Logistic constraints may prevent widespread implementation

FRIDAY, Nov. 21 (HealthDay News) -- Primary screening for colorectal cancer using a new Finnish screening program based on experimental design has proven effective in preventing deaths in the preclinical phase, according to research published Nov. 20 in BMJ Online First.

Nea Malila, M.D., of the Finnish Cancer Registry in Helsinki, Finland, and colleagues estimated the sensitivity of colorectal cancer screening of the fecal occult blood test, randomizing 52,998 adults aged 60 to 69 to the screening arm and 53,002 to the control arm, covering 161 of the 431 municipalities in Finland between 2004 and 2006.

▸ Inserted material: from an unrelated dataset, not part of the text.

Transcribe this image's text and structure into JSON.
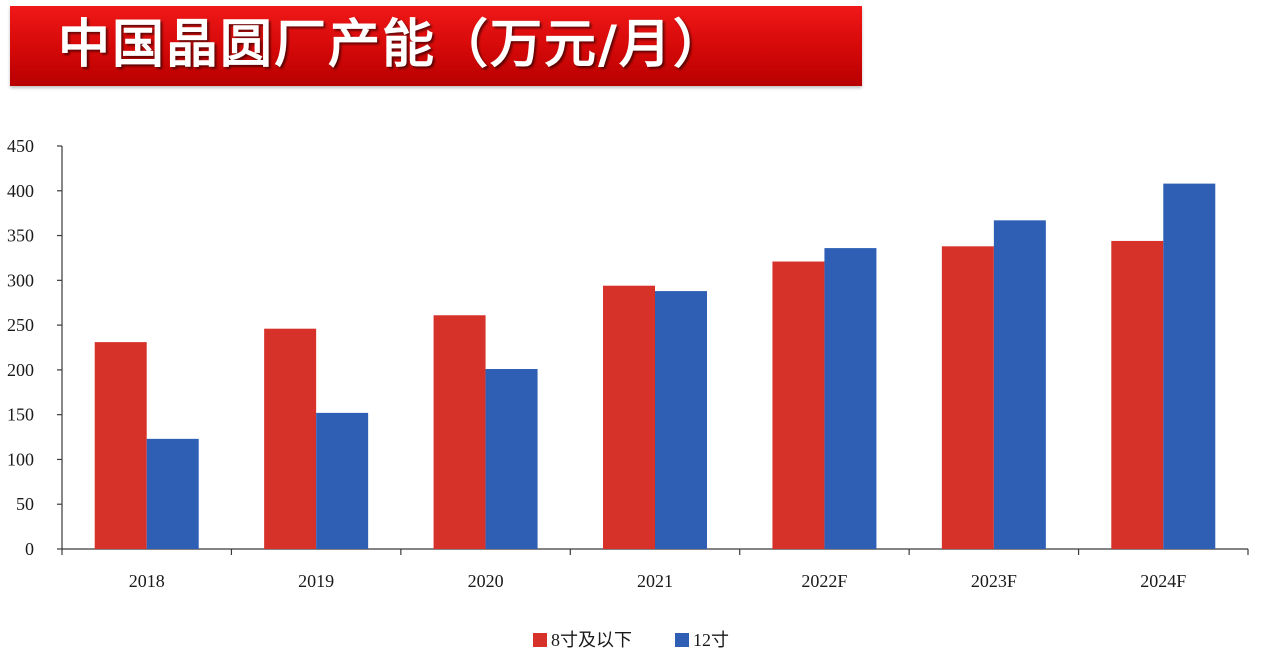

The fecal occult blood test, episode and program sensitivities were 54.6 percent, 51.3 percent and 37.5 percent, respectively, the report indicates. While test sensitivity refers to the proportion of cancer cases detected in the preclinical phase of the disease, episode sensitivity includes interval cancers missed in between screening tests. Program sensitivity is based on the proportion of total cancers detected among all participants, the authors note.

"Many programs will have to be phased in on the basis of the availability of facilities, the experience of health professionals, and the capacity of the service provider. Also, achieving informed consent from the entire target population for participating in this type of program implementation may be a problem for many countries. Therefore, logistically, randomization may not be possible in many situations, and implementation will depend on local circumstances," write Joan Austoker, Ph.D., and Paul Hewitson, of the University of Oxford, in an accompanying editorial.